In [None]:
# import necessary packages

from pyspark import SparkContext
from pyspark.streaming import StreamingContext
from pyspark.sql import SQLContext
from pyspark.sql.functions import desc
from pyspark import SparkConf

import psutil;

In [None]:
# Create a SparkContext instance
# Only run this code once, restart the kernel when in trouble
conf = SparkConf()
conf.setAppName("Twitter Analytics Demo")

sc = SparkContext('local[2]', conf=conf)
sc.setLogLevel("ERROR")

# Initialize a StreamingContext with 10 second batch interval. 
# Initialize a SQLContext
ssc = StreamingContext(sc, 10)
sqlContext = SQLContext(sc)

In [None]:
# Connect with the TCP server on port 5555
socket_stream = ssc.socketTextStream("localhost", 5555)
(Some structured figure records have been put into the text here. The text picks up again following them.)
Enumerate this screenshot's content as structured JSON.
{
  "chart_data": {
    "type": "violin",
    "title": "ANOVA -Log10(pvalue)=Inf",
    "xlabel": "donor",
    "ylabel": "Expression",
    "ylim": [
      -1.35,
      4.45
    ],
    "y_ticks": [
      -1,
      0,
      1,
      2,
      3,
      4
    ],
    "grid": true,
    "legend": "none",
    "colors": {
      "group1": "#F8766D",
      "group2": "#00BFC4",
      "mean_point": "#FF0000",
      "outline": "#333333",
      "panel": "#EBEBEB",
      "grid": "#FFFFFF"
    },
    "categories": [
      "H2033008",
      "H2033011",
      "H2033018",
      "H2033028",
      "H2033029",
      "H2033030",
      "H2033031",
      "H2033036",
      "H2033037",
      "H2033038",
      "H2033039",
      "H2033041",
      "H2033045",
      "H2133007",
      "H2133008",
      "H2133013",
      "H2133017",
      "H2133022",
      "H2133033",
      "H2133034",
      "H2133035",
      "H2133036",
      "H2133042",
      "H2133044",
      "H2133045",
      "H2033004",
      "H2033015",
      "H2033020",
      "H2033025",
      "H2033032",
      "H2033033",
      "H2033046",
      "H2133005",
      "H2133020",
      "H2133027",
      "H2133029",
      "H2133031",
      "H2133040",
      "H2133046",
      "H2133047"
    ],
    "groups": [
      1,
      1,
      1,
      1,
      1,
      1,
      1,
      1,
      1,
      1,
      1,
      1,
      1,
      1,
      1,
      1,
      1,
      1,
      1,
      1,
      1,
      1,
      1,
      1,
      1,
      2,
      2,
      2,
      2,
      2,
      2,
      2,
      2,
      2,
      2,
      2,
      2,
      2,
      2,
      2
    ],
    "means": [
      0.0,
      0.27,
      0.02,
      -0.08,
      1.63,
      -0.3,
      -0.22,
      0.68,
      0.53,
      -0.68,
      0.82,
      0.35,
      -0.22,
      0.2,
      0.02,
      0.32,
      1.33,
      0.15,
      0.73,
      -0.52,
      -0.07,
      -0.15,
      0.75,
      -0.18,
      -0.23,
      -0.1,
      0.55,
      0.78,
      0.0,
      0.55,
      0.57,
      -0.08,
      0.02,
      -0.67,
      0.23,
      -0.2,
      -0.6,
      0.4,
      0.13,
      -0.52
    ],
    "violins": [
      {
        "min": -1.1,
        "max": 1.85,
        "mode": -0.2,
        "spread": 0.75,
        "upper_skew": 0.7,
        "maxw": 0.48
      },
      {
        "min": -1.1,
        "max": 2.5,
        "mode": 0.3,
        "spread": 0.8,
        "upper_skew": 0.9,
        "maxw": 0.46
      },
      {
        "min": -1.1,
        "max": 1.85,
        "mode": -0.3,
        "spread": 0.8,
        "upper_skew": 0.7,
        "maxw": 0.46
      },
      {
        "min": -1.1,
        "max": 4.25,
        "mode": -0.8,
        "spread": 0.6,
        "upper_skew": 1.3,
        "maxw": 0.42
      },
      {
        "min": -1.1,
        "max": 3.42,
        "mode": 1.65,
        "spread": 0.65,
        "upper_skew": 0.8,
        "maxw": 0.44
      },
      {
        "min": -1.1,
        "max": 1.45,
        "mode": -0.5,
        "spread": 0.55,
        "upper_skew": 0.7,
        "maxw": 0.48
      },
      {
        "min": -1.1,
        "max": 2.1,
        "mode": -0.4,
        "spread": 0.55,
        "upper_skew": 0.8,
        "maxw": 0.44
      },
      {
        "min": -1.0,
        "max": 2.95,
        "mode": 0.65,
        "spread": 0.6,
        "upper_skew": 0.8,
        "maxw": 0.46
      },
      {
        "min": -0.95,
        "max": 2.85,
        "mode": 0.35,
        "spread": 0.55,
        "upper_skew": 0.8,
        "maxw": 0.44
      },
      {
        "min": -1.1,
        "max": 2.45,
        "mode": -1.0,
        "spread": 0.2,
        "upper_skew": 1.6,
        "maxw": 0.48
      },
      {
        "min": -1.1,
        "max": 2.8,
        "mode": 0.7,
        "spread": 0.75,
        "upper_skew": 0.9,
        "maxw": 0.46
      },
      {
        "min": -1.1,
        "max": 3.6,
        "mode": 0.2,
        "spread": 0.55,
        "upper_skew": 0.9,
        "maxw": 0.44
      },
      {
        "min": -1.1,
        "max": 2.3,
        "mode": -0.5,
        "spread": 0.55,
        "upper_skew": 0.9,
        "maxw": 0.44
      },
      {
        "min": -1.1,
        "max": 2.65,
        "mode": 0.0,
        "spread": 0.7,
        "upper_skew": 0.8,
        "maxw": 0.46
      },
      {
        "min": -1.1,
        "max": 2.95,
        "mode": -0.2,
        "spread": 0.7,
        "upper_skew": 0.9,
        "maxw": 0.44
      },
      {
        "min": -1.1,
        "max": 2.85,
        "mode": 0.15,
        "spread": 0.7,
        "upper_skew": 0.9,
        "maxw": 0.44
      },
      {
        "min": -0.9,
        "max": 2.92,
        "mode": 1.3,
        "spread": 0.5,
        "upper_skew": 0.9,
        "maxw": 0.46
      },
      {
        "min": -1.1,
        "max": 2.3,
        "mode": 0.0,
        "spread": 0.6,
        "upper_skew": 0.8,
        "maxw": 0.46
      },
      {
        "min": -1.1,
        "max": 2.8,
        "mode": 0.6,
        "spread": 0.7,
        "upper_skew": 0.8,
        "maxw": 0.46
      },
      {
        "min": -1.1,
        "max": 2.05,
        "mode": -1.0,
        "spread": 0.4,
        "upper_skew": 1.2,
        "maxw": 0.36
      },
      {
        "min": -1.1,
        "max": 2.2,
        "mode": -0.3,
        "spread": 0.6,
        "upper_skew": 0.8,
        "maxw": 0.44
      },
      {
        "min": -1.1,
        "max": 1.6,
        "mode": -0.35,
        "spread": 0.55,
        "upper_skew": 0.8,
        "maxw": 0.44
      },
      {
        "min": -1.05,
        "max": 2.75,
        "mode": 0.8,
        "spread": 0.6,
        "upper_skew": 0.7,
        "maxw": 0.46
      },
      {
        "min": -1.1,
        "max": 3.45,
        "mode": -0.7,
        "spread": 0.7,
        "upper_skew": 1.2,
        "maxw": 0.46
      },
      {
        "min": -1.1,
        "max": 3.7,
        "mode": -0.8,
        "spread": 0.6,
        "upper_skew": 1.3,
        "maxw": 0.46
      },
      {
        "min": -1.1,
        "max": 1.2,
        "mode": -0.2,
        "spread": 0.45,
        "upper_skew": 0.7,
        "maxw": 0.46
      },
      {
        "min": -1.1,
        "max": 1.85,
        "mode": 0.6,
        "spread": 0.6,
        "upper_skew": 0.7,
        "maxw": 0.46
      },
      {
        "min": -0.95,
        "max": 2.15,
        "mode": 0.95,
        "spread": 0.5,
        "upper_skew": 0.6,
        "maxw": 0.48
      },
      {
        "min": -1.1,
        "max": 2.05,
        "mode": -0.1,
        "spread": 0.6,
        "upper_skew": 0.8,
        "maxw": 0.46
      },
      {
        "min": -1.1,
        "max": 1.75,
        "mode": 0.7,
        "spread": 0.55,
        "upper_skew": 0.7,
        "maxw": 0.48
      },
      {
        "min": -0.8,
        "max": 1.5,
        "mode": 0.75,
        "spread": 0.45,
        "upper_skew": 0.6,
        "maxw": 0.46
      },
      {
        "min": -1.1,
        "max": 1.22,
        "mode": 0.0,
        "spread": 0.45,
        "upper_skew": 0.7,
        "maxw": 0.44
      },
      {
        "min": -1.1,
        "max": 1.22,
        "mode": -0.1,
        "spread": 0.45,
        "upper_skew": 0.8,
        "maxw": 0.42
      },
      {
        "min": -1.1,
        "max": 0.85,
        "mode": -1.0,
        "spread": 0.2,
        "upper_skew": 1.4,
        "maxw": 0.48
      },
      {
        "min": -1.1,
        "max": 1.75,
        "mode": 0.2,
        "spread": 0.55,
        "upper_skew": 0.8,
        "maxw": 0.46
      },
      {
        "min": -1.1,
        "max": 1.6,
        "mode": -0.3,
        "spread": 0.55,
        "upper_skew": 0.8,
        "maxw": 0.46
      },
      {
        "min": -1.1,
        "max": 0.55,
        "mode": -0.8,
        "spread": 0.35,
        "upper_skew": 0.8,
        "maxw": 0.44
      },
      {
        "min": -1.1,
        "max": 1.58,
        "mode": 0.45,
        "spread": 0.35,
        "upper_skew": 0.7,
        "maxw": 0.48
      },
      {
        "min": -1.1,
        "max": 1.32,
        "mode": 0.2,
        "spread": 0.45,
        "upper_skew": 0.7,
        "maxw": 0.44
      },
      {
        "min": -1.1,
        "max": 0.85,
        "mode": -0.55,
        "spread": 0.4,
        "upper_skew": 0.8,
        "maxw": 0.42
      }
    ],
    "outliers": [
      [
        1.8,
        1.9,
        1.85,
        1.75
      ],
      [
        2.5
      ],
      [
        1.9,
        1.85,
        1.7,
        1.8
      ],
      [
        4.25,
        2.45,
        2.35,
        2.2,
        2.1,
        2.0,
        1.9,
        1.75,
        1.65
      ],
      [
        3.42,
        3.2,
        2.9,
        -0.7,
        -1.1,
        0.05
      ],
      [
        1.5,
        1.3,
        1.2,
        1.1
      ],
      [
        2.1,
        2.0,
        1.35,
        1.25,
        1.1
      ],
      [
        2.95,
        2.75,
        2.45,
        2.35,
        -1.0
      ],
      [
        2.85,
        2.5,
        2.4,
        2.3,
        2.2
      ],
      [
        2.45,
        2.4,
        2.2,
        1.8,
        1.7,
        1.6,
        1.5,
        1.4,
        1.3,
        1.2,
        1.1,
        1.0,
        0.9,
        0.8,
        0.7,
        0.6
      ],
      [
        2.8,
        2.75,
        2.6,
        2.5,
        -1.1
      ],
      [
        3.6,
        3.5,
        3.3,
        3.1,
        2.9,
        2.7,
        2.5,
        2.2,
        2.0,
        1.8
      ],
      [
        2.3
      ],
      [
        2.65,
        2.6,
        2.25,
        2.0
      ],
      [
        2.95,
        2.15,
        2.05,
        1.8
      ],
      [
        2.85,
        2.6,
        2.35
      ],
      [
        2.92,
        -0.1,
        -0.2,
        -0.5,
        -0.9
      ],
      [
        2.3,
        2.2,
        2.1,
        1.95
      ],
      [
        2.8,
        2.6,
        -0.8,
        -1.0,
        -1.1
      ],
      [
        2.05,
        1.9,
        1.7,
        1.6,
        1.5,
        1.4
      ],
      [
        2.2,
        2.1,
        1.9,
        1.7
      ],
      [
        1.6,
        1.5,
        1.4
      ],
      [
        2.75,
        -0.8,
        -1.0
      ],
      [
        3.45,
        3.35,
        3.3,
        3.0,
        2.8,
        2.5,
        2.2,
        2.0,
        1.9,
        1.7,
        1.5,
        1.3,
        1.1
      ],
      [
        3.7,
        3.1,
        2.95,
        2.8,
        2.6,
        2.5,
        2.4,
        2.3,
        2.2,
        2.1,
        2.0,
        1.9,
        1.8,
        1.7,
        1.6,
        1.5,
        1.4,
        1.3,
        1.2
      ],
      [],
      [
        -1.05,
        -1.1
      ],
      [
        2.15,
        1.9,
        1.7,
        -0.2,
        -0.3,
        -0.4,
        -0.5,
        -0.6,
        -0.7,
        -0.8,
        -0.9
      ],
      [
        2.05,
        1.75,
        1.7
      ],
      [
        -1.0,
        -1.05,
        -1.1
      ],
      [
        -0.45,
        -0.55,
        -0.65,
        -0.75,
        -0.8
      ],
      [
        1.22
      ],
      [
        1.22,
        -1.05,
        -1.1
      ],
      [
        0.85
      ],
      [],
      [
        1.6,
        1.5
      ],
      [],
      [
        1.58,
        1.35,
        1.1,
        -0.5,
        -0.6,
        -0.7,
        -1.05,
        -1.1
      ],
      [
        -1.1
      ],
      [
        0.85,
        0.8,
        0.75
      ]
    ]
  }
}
lines = socket_stream.window(60 * 15) 

In [None]:
from collections import namedtuple

# Create a tuple / table to store the hashtags and their frequency
fields = ("Hashtag", "Aantal")
Tweet = namedtuple( 'Tweet', fields )

In [None]:
# Process incoming data into a temporary "tweets" table

( 
    # Split the incoming text into single words
    lines.flatMap( lambda text: text.split( " " ) )
    
    # Filter the words for hashtags
      .filter( lambda word: word.lower().startswith("#") )
    
    # Turn hashtags into lower case, so that "Corona" and "corona" are the same
      .map( lambda word: ( word.lower(), 1 ) )
    
    # When two keys are the same, reduce to one with the sum of the values
      .reduceByKey( lambda a, b: a + b ) 
    
    # Map the hashtags and their counts to Tweet objects
      .map( lambda rec: Tweet( rec[0], rec[1] ) )
    
    # Create DataFrames from the Tweet Objects, store top 10 into a "tweets" SQL table
      .foreachRDD( lambda rdd: rdd.toDF().sort( desc("Aantal") ).limit(10).registerTempTable("tweets")) 
)

In [None]:
# Start streaming, wait for enough tweets to come in
ssc.start()

In [None]:
# Visualize data

import time
from IPython import display
import matplotlib.pyplot as plt
import seaborn as sns
import pandas
%matplotlib inline 

In [None]:
count = 0
while True:
    top_10_tags = sqlContext.sql( 'Select Hashtag, Aantal from tweets')
    top_10_df = top_10_tags.toPandas()
    display.clear_output(wait=True)
    plt.figure( figsize = ( 10, 8 ) )
    sns.barplot( x="Aantal", y="Hashtag", data=top_10_df)
    plt.title('test')
    plt.show()
    count = count + 1
    print(count)

In [None]:
ssc.stop()